1 Introduction

The quantum calculus has many applications in the fields of special functions and many other areas (see [17]). Further there is possibility of extension of the q-calculus to post-quantum calculus denoted by the \((p,q)\)-calculus. Actually such an extension of quantum calculus cannot be obtained directly by substitution of q by \(q/p\) in q-calculus. When the case \(p=1\) in \((p,q)\)-calculus, the q-calculus may be obtained (see [6, 7]). Recently, Chakrabarti and Jagannathan [8] introduced a consideration of the \(( p,q ) \)-integer in order to generalize or unify several forms of q-oscillator algebras well known in the physics literature related to the representation theory of single-paramater quantum algebras (see also [35] and [9]). They also considered the necessary elements of the \(( p,q ) \)-calculus involving \(( p,q ) \)-exponential, \(( p,q ) \)-integration and the \(( p,q ) \)-differentiation. Corcino [10] developed the theory of a \(( p,q ) \)-extension of the binomial coefficients and also established some properties parallel to those of the ordinary and q-binomial coefficients, which is comprised horizontal generating function, the triangular, vertical, and the horizontal recurrence relations and the inverse and the orthogonality relations. Sadjang [11] investigated some properties of the \(( p,q ) \)-derivatives and the \(( p,q ) \)-integrations. Sadjang [11] also provided two suitable polynomial bases for the \(( p,q ) \)-derivative and gave various properties of these bases.

The \(( p,q )\)-number is given by

$$ [ n ] _{p,q}=\frac{p^{n}-q^{n}}{p-q} \quad( p\neq q ), $$

which is a natural generalization of the q-number: that is, we have (cf. [10] and [11])
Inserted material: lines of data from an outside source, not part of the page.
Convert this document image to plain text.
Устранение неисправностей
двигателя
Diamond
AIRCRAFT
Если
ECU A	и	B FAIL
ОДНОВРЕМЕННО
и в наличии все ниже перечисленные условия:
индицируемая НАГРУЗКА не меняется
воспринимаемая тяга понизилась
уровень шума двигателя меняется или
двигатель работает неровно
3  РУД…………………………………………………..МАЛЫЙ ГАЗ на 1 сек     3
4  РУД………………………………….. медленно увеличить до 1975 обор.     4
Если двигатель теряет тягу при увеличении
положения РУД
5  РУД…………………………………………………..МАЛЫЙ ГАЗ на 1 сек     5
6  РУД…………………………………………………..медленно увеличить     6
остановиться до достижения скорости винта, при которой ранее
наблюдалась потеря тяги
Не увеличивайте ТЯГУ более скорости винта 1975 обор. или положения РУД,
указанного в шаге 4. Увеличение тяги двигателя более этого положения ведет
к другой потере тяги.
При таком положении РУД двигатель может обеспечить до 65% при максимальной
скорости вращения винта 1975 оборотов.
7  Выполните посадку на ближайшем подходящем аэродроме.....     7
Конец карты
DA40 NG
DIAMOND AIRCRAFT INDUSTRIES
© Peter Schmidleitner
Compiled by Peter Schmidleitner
$$ \lim_{p\rightarrow1} [ n ] _{p,q}:= [ n ] _{q}. $$

It is clear that the notation \([ n ] _{p,q}\) is symmetric, that is,

$$ [ n ] _{p,q}= [ n ] _{q,p}. $$

The \((p,q)\)-Gauss binomial coefficients given by

$$ \begin{bmatrix} n\\ k \end{bmatrix} _{p,q}=\frac{ [ n ] _{p,q}!}{ [ n-k ] _{p,q}! [ k ] _{p,q}!} \quad( n\geqq k ) $$

and the \((p,q)\)-factorial given by

$$ [ n ] _{p,q}!= [ n ] _{p,q} [ n-1 ] _{p,q}\cdots [ 2 ] _{p,q} [ 1 ] _{p,q}\quad ( n\in \mathbb{N} ) $$

are also known from [10] and [11]. Further, the \((p,q)\)-analogs of Pascal’s identity are given by

$$\begin{aligned} \begin{bmatrix} n+1\\ k \end{bmatrix} _{p,q} &=p^{k} \begin{bmatrix} n\\ k \end{bmatrix} _{p,q}+q^{n-k} \begin{bmatrix} n\\ k-1 \end{bmatrix} _{p,q} \\ &=q^{k} \begin{bmatrix} n\\ k \end{bmatrix} _{p,q}+p^{n-k} \begin{bmatrix} n\\ k-1 \end{bmatrix} _{p,q}, \end{aligned}$$

where \(k\in \{ 0,1,2,\ldots,n \}\) (cf. [10] and [11]).

Let p and q be elements of complex numbers and \(D=D_{p,q}\subset \mathbb{C}\) such that \(x\in D\) implies \(px\in D\) and \(qx\in D\). Here, in this investigation, we give the following two definitions which involve a post-quantum generalization of Sofonea’s work [1].

Definition 1

Let \(0<\vert q\vert <\vert p\vert \leqq1\). A given function \(f:D_{p,q}\rightarrow\mathbb{C}\) is called \((p,q)\)-differentiable under the restriction that, if \(0\in D_{p,q}\), then \(f^{\prime} ( 0 )\) exists.

Definition 2

Let \(0<\vert q\vert <\vert p\vert \leqq1\). A given function \(f:D_{p,q}\rightarrow\mathbb{C}\) is called \((p,q)\)-differentiable of order n, if and only if \(0\in D_{p,q}\) implies that \(f^{ ( n ) } ( 0 ) \) exists.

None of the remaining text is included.